Aucun autre pays ne peut prétendre non plus être épargné de son volet politique. Que l’attentat en 2012 au Métropolis contre la nouvelle première ministre Pauline Marois rafraîchisse les mémoires fatiguées.

Comment croire?

Quant au soi-disant Trump nouveau parce que sauvé des griffes de la mort, comment croire qu’au-delà de discours réécrits à des fins purement stratégiques, cet admirateur de Vladimir Poutine se métamorphoserait en Nelson Mandela pour cause d’attentat raté?
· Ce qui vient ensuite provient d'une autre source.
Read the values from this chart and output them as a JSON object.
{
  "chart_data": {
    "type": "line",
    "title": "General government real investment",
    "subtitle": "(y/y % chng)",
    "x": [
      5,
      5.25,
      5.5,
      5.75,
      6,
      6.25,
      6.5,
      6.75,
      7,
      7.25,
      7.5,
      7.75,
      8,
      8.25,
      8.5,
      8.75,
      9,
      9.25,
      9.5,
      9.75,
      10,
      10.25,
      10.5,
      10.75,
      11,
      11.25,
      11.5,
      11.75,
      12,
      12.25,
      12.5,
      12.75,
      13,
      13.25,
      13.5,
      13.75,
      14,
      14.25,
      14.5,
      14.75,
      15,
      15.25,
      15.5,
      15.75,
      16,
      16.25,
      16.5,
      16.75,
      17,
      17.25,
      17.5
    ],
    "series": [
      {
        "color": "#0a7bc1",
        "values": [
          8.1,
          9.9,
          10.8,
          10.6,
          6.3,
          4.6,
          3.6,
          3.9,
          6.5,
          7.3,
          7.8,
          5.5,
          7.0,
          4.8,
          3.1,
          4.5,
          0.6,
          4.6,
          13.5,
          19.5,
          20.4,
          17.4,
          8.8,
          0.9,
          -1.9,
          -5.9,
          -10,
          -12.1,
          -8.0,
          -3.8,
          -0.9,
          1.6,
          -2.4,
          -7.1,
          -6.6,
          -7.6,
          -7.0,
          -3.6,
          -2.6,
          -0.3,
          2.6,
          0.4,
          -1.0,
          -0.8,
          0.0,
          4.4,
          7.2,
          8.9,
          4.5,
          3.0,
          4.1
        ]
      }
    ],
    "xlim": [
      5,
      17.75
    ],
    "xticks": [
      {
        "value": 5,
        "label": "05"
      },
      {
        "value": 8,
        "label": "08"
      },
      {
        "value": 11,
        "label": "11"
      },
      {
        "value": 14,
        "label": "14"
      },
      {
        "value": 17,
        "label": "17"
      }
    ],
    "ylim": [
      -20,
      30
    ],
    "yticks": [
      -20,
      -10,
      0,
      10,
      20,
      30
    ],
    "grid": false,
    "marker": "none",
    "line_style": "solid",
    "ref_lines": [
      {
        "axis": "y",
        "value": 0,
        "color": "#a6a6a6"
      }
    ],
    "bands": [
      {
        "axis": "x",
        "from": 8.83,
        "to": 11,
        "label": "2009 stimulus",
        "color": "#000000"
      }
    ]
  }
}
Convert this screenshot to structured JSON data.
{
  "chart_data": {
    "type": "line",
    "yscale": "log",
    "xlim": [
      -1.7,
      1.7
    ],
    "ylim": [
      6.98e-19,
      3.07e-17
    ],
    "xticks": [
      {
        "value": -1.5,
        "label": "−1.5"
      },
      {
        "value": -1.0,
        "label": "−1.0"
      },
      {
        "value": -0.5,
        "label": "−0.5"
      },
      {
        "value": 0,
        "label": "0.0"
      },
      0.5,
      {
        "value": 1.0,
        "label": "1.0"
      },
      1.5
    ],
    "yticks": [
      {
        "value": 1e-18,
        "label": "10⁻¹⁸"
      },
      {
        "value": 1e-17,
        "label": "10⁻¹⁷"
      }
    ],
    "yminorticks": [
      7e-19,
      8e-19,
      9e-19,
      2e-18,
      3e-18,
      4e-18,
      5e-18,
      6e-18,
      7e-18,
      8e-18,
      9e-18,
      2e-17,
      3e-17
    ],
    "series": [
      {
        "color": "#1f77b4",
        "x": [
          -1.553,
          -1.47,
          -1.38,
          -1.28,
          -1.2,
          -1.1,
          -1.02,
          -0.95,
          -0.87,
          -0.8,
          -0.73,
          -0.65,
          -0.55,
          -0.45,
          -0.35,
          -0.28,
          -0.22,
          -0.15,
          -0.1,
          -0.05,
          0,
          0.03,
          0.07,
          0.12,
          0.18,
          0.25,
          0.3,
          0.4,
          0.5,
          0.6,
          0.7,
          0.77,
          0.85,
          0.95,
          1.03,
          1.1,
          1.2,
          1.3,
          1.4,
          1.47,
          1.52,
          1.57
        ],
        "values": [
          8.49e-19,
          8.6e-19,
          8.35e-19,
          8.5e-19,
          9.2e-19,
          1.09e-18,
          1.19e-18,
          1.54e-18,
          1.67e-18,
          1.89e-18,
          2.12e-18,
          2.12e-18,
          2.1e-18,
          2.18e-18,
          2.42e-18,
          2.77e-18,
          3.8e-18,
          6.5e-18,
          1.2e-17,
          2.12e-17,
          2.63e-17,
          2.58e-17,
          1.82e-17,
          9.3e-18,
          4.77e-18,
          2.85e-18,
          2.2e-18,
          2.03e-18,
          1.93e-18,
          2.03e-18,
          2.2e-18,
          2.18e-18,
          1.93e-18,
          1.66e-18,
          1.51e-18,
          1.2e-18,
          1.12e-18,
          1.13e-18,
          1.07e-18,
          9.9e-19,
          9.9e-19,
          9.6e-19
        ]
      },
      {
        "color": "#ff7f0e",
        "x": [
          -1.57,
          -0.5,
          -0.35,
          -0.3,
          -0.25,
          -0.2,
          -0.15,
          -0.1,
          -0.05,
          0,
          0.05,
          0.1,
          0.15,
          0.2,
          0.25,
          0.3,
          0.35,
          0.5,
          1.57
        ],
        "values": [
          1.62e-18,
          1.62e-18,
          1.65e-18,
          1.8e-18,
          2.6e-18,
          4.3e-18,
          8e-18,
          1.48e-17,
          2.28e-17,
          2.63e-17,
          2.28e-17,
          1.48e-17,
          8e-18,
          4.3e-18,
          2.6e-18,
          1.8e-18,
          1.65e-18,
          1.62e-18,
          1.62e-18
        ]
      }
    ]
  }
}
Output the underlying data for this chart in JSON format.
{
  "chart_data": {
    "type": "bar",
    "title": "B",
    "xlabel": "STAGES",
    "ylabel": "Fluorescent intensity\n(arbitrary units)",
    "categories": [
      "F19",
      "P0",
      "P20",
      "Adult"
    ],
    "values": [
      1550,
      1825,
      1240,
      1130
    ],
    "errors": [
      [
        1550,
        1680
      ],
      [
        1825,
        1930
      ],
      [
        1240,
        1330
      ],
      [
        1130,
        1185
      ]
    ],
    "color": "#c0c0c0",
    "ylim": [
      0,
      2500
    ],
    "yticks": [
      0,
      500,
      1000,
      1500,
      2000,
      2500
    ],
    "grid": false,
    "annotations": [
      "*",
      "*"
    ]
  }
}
Comment croire aussi qu’il en serait de même pour sa propre base, entraînée par lui depuis des années à haïr les démocrates et tout ce qui bouge à «gauche» de son chef? Une base d’autant plus soudée dorénavant par le désir de venger l’attentat raté du 13 juillet.

En novembre 2020, moment de la victoire de Biden contre Trump, j’écrivais qu’on ne saurait sous-estimer les effets toxiques du trumpisme. En quatre ans seulement, l’exercice même de la démocratie en était sorti gravement miné.

Sa recette, j’ajoutais, étant de propager au sein de sa base le rejet des institutions dès qu’elles n’obéissent pas aux diktats de Trump. Face à celles-ci, il l’a fait basculer de la confiance à la méfiance, puis à la défiance et au stade terminal d’une déviance sociétale parfois même violente.

Deux mois plus tard, des centaines d’émeutiers pro-Trump prenaient en effet d’assaut le Capitole dans le but délirant de renverser les résultats d’une élection jugée truquée par leur chef. Résultat: cinq morts.

Alors, jusqu’à preuve irréfutable du contraire, comment croire que même une tentative d’assassinat ferait passer Donald Trump de politicien pyromane à rédempteur béni de l’unité et de la réconciliation?

Les discours, ça s’invente. Mais le réel, lui, ne ment pas.